Dennis Faas's picture

Microsoft has reminded Windows XP users that the system will lose security support from the company in under 1,000 days' time. However, some wonder if that will prove practical.

Stephen Rose, who is the community and social media manager for Microsoft, wrote a blog post to mark the system's imposing deadline. He said that "Windows XP had an amazing run and millions of PC users are grateful for it. But it's time to move on. Two reasons: 1) Extended support for Windows XP is running out in less than 1000 days, and 2) there's an OS out there that's much better than Windows XP." (Source:

Extended Support Nears Conclusion

It's important to note that Windows XP will continue to work after the deadline.

The importance of the dates relates to Microsoft's support schedule, which covers two forms: mainstream support and extended support. Mainstream support, which ended in April 2009, included free technical support, along with the system being covered by a technical warranty.
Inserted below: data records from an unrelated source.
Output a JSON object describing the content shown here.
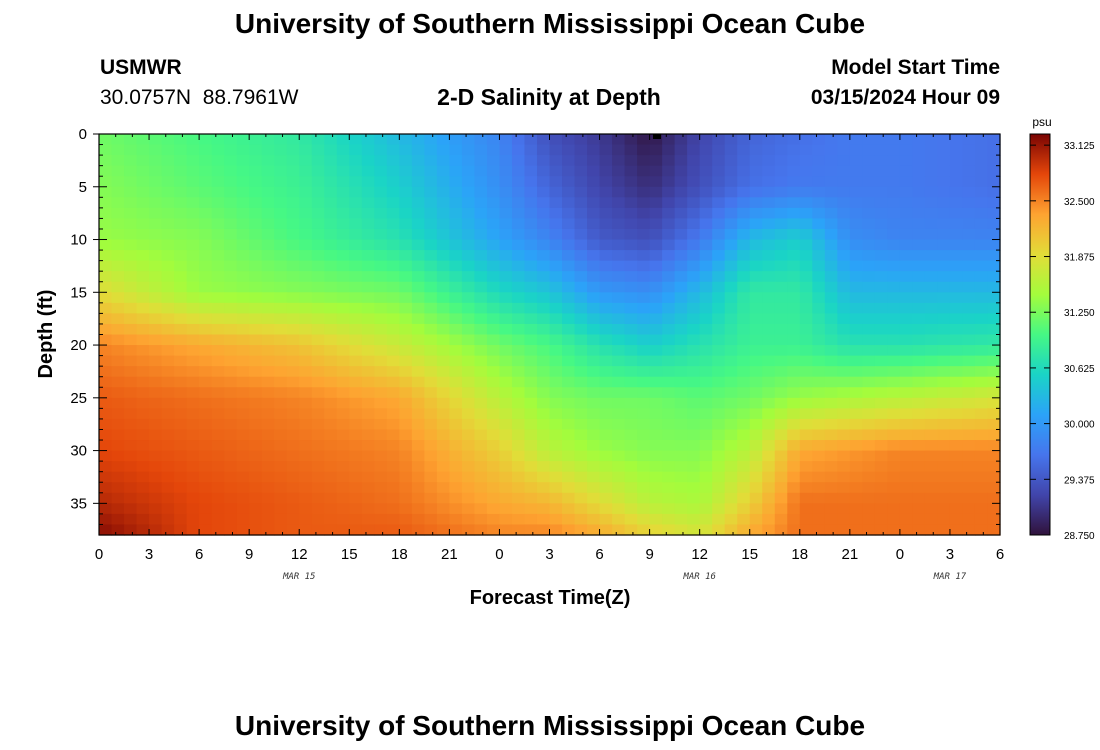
{
  "header": {
    "title": "University of Southern Mississippi Ocean Cube",
    "station_id": "USMWR",
    "coords": "30.0757N  88.7961W",
    "plot_title": "2-D Salinity at Depth",
    "model_label": "Model Start Time",
    "model_time": "03/15/2024 Hour 09"
  },
  "footer": {
    "title": "University of Southern Mississippi Ocean Cube"
  },
  "chart_data": {
    "type": "heatmap",
    "title": "2-D Salinity at Depth",
    "xlabel": "Forecast Time(Z)",
    "ylabel": "Depth (ft)",
    "x_ticks": [
      "0",
      "3",
      "6",
      "9",
      "12",
      "15",
      "18",
      "21",
      "0",
      "3",
      "6",
      "9",
      "12",
      "15",
      "18",
      "21",
      "0",
      "3",
      "6"
    ],
    "x_hours": [
      0,
      3,
      6,
      9,
      12,
      15,
      18,
      21,
      24,
      27,
      30,
      33,
      36,
      39,
      42,
      45,
      48,
      51,
      54
    ],
    "date_labels": [
      {
        "label": "MAR 15",
        "hour": 12
      },
      {
        "label": "MAR 16",
        "hour": 36
      },
      {
        "label": "MAR 17",
        "hour": 51
      }
    ],
    "y_ticks": [
      0,
      5,
      10,
      15,
      20,
      25,
      30,
      35
    ],
    "xlim": [
      0,
      54
    ],
    "ylim": [
      0,
      38
    ],
    "colorbar": {
      "unit": "psu",
      "ticks": [
        "33.125",
        "32.500",
        "31.875",
        "31.250",
        "30.625",
        "30.000",
        "29.375",
        "28.750"
      ],
      "min": 28.75,
      "max": 33.25
    },
    "salinity_field": {
      "hours": [
        0,
        6,
        12,
        18,
        24,
        27,
        30,
        33,
        36,
        39,
        42,
        45,
        48,
        54
      ],
      "depths": [
        0,
        5,
        10,
        15,
        20,
        25,
        30,
        35,
        38
      ],
      "values": [
        [
          31.2,
          31.0,
          30.8,
          30.3,
          29.8,
          29.3,
          29.1,
          28.8,
          29.2,
          29.5,
          29.6,
          29.7,
          29.7,
          29.6
        ],
        [
          31.3,
          31.1,
          30.9,
          30.5,
          29.9,
          29.5,
          29.2,
          29.0,
          29.3,
          29.6,
          29.7,
          29.7,
          29.7,
          29.6
        ],
        [
          31.4,
          31.3,
          31.0,
          30.7,
          30.1,
          29.8,
          29.4,
          29.3,
          29.7,
          30.3,
          30.5,
          29.9,
          29.8,
          29.8
        ],
        [
          31.9,
          31.4,
          31.3,
          31.2,
          30.6,
          30.4,
          30.0,
          29.9,
          30.3,
          30.8,
          30.8,
          30.3,
          30.3,
          30.3
        ],
        [
          32.5,
          32.3,
          32.1,
          31.7,
          31.2,
          31.0,
          30.7,
          30.5,
          30.7,
          30.9,
          30.9,
          30.7,
          30.7,
          30.8
        ],
        [
          32.7,
          32.6,
          32.5,
          32.3,
          31.6,
          31.3,
          31.2,
          31.2,
          31.1,
          31.2,
          31.4,
          31.5,
          31.6,
          31.8
        ],
        [
          32.8,
          32.7,
          32.6,
          32.5,
          32.0,
          31.6,
          31.4,
          31.3,
          31.3,
          31.6,
          32.3,
          32.4,
          32.5,
          32.5
        ],
        [
          33.0,
          32.8,
          32.7,
          32.6,
          32.3,
          32.2,
          31.9,
          31.6,
          31.5,
          32.0,
          32.6,
          32.6,
          32.6,
          32.6
        ],
        [
          33.2,
          32.8,
          32.7,
          32.7,
          32.5,
          32.5,
          32.3,
          32.0,
          31.8,
          32.3,
          32.6,
          32.6,
          32.6,
          32.6
        ]
      ]
    }
  }
}
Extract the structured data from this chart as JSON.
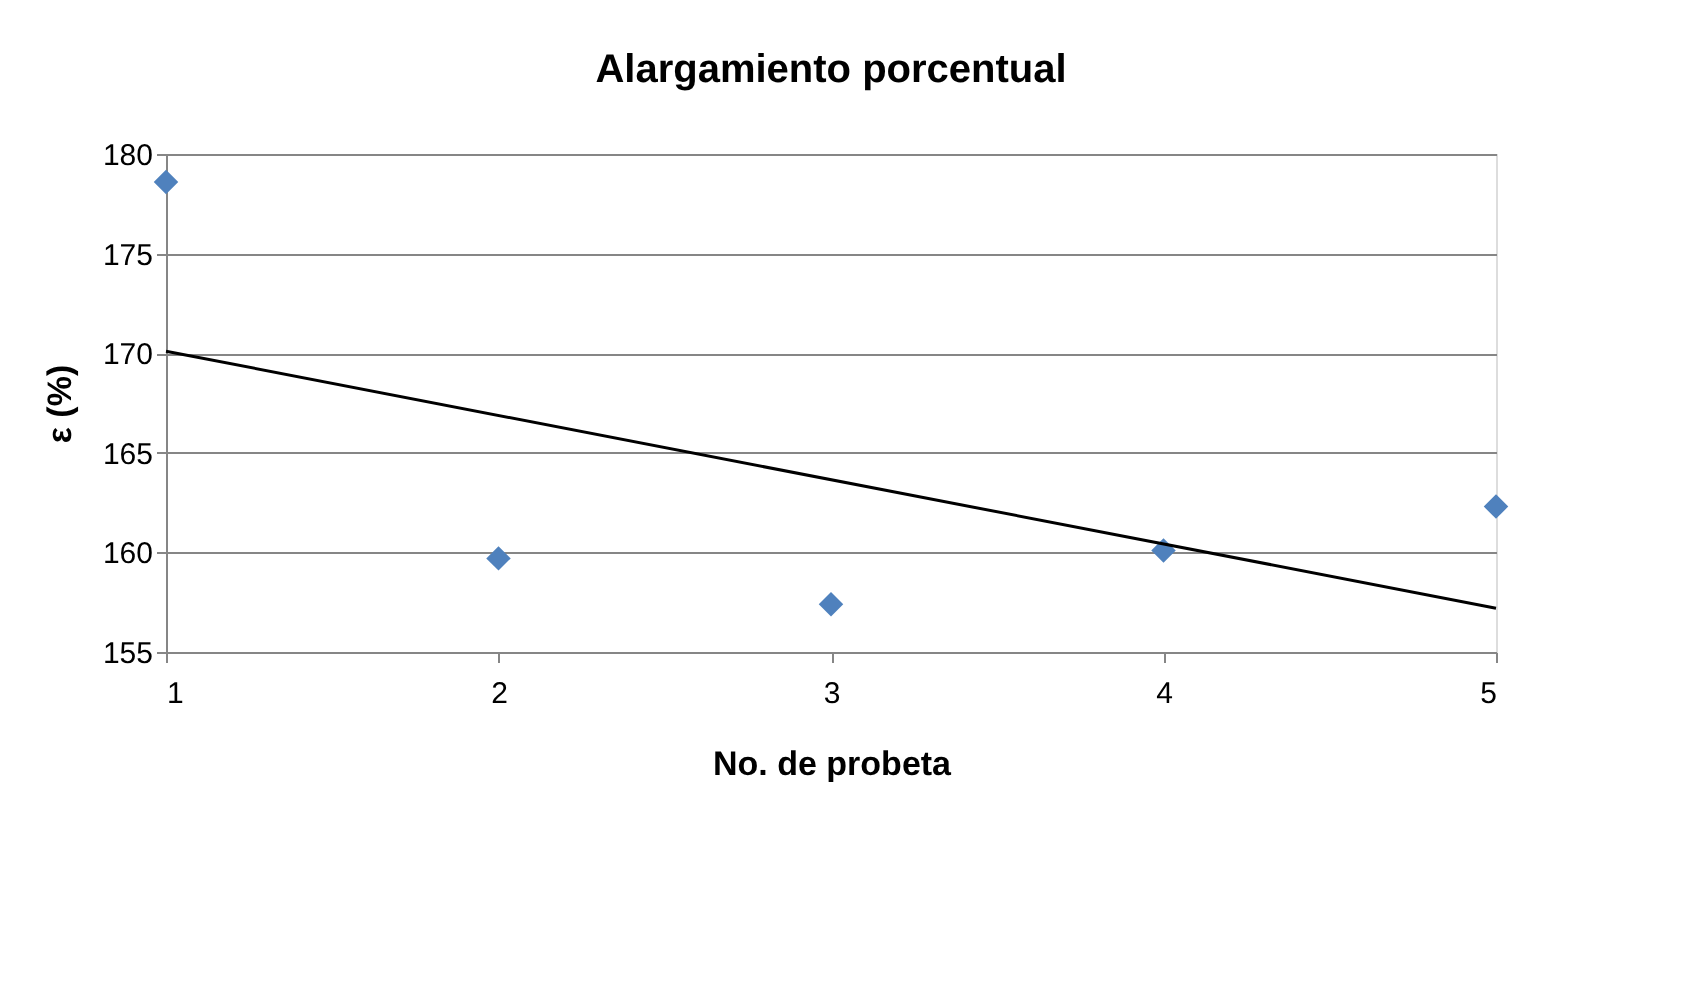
{
  "chart_data": {
    "type": "scatter",
    "title": "Alargamiento porcentual",
    "xlabel": "No. de probeta",
    "ylabel": "ε (%)",
    "x": [
      1,
      2,
      3,
      4,
      5
    ],
    "series": [
      {
        "color": "#4f81bd",
        "marker": "diamond",
        "values": [
          178.6,
          159.7,
          157.4,
          160.1,
          162.3
        ]
      },
      {
        "type": "line",
        "color": "#000000",
        "marker": "none",
        "line_style": "solid",
        "x": [
          1,
          5
        ],
        "values": [
          170.1,
          157.2
        ]
      }
    ],
    "xlim": [
      1,
      5
    ],
    "xticks": [
      1,
      2,
      3,
      4,
      5
    ],
    "ylim": [
      155,
      180
    ],
    "yticks": [
      155,
      160,
      165,
      170,
      175,
      180
    ],
    "grid": "y"
  }
}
Extended support offers users technical help in return for a fee. More importantly, it means the company continues to offer security updates, both through the monthly "Patch Tuesday" releases and through occasional out-of-cycle "emergency" patches for serious and immediate threats.

However, it all comes to an end on April 8, 2014, when Microsoft drops all support. Once that happens, anyone discovering a security flaw in the system will be able to take advantage, leaving it down to third-party security software to tackle the problem. (Source:

Most Users Still On XP

The big issue is that Windows XP remains remarkably popular, with one recent estimate suggesting it is used on 51 per cent of all computers worldwide. That's an amazing figure for a system first released ten years ago and speaks volumes about the reluctance of users, particularly businesses, to spend cash on upgrades.

How Microsoft deals with that remains to be seen. On paper, it's perfectly reasonable for it to withdraw support after 13 years, by which time there will have been three sequels to Windows XP. In practice, if there are still a substantial number of XP users out there, it may be a public relations disaster to leave them at the mercy of hackers.